UCSD To Be Sold to Satan

ArticlesCampusNews

Written by: Seán Hartnett

“Damn it… or is that too soon?” one student asked.
Photo by Jordan Whitlow

Since becoming the subject of much controversy after his alleged mishandling of the Gaza Solidarity Encampment, and continued disputes with campus unions, Chancellor Khosla has stepped down from his executive position after making a deal with the Devil. In exchange for power and paying off his “debts,” he has made plans to sell his soul to Satan. Upon doing so, the University is set to become an outpost of Hell and renamed the University of Hell, San Diego.

As part of the campus’ transition to new management, students can now make their own deals with Satan in exchange for academic benefits. One participant commented, “Now I can skip the middleman and directly sell my soul in return for my education. I doubt it’s worth much more than that, but at least I no longer have to worry about student loans.” Additionally, new job offerings on campus such as Hell Pit Operator, Bike Lane Walker, and Business Major have provided students numerous opportunities for employment. “I no longer have to worry about my degree in computer science stranding me in some oversaturated, sweaty market. Sure, my parents aren’t happy I’m working for Satan, but at least now I’m making middle-of-the-road money, have paid time off, I’m represented by a union and have something they’re calling… Demoncare? It’s certainly better than UC SHIP.”

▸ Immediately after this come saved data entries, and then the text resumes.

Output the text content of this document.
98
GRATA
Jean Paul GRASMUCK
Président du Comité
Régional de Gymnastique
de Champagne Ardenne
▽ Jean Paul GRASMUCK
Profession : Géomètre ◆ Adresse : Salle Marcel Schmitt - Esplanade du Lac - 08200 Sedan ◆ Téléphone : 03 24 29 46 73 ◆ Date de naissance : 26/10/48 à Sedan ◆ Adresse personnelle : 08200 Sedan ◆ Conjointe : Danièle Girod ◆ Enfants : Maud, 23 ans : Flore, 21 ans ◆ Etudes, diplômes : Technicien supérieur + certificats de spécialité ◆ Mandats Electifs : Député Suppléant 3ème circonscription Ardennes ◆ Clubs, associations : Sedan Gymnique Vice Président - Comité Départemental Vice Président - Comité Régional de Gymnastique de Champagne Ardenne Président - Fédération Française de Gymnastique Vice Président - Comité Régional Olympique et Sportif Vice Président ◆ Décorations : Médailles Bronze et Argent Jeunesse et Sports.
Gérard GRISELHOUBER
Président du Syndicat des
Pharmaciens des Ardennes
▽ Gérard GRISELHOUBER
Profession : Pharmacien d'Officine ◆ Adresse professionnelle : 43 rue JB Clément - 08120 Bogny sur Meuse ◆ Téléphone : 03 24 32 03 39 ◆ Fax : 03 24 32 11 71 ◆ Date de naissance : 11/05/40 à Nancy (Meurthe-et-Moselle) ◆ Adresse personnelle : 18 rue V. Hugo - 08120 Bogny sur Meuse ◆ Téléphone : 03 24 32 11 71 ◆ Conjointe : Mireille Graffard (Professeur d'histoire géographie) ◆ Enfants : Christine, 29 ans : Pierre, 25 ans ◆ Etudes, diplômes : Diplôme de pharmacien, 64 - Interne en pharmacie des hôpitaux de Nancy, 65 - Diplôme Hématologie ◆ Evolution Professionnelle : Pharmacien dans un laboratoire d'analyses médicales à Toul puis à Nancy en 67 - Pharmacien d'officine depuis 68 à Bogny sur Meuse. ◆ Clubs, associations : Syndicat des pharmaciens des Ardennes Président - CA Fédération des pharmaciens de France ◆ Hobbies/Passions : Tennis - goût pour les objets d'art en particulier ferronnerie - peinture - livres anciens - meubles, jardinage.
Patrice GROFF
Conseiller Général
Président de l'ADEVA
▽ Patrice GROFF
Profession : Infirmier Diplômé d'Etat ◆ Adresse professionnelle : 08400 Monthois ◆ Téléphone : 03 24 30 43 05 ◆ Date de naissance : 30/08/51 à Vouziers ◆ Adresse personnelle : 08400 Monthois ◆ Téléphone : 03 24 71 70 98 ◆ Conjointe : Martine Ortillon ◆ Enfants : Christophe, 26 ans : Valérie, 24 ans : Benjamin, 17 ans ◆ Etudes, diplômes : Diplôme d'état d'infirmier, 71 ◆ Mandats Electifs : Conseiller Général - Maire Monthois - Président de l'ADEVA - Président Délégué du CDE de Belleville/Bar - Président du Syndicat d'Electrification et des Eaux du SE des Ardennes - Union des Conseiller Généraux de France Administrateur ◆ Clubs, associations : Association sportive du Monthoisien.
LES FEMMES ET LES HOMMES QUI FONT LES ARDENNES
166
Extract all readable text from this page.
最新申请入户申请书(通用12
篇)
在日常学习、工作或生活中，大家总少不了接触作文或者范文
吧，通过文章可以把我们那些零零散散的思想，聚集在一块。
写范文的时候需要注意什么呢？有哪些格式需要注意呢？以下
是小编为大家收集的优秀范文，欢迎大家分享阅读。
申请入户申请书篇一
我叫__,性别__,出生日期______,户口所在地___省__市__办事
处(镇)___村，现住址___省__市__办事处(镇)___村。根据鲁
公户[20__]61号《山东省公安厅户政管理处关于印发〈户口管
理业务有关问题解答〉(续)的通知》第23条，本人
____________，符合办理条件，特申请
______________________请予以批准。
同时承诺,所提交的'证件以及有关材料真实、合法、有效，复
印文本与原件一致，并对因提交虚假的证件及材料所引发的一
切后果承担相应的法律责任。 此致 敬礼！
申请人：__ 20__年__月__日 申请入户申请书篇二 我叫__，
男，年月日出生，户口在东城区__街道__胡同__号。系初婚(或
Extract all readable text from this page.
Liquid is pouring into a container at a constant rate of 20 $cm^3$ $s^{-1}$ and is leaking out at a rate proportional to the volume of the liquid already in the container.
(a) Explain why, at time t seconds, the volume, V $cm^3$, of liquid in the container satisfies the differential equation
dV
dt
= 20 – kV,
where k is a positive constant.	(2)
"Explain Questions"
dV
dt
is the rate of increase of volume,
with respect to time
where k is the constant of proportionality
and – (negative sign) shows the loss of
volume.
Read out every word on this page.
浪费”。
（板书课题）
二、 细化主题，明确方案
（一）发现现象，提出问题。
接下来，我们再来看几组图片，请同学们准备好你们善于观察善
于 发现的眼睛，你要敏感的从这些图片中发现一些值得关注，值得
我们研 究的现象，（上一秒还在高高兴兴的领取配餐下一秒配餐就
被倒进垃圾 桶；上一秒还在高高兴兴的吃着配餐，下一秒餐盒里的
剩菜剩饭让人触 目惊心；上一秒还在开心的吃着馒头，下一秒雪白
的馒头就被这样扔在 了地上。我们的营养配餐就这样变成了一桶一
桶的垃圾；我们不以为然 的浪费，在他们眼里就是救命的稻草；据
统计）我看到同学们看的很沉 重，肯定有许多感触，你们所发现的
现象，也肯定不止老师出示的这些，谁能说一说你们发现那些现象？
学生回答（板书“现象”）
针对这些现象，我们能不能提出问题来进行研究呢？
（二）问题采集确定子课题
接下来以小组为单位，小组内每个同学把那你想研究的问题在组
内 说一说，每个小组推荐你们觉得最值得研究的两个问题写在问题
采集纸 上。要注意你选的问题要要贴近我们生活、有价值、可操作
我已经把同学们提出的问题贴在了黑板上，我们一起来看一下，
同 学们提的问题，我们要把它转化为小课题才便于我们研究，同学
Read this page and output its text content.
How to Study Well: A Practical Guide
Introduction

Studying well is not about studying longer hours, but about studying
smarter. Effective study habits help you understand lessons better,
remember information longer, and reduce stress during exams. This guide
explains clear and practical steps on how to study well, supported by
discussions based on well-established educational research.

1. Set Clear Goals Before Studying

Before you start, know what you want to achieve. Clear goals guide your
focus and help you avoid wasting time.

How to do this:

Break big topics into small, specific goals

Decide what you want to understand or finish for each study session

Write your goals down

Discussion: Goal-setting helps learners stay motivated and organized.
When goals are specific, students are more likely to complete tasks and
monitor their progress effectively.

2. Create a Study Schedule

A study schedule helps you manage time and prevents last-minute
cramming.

According to University employees, Satan, soon-to-be Supreme Chancellor of UHSD, is “not actually that bad of a guy, once you get to know him.” Top researchers at the newly named Rady School of Evil Management have discovered that the best way to get the most out of both demon and human workers is to treat them well, and are promoting the “Don’t Beat Them, Join Them” initiative. “Everyone who works for me is well taken care of,” said Satan. “Just because it’s Hell doesn’t mean I should mistreat my workers. Do you have any idea how bad it is to deal with an unhappy demon? It’s bad for them, and frankly it’s just as much a bad look for me. I look forward to offering all UHSD students a chance to work in any of our exciting career fields, and in return, I will take… care of them. Forever.” Under the new administration, workers for the newly formed Demon Union Local 666 are promised a salary increase to $250,000 this year, a move union members are calling “the biggest win for union rights since FDR.” In addition, new contracts state that all professors at UHSD will make $170,000 this year due to the lower wage floor and the new initiative’s heavy focus on “Equality, at Any Cost.”

Some students have expressed concerns over the new changes. Third-year transfer student Kyle Phlutherly had signed a contract to live at the newly constructed Pepper Canyon West, but the neighborhood has now been converted into the “Hell Pit” for unknown reasons. “Look, I get it, man. Unions are great and all, and I’m really happy all the workers are getting representation, but some of these changes are out of control. I tried to complain about my housing being turned into an eternally screaming sinkhole filled with the damned souls of millions of landlords, and all they said was, ‘Join the Hell Pit Union or suffer at the many mouths of Xynxyndyr the Ever-Hungry,’ which really wasn’t helpful to me.”

Legal experts are unsure whether UHSD’s new regimen overrides existing American labor laws which bans supervisor unions. No firm has taken up the case, however, citing, “He’s Satan. We’re pretty sure we don’t want to get on his bad side.”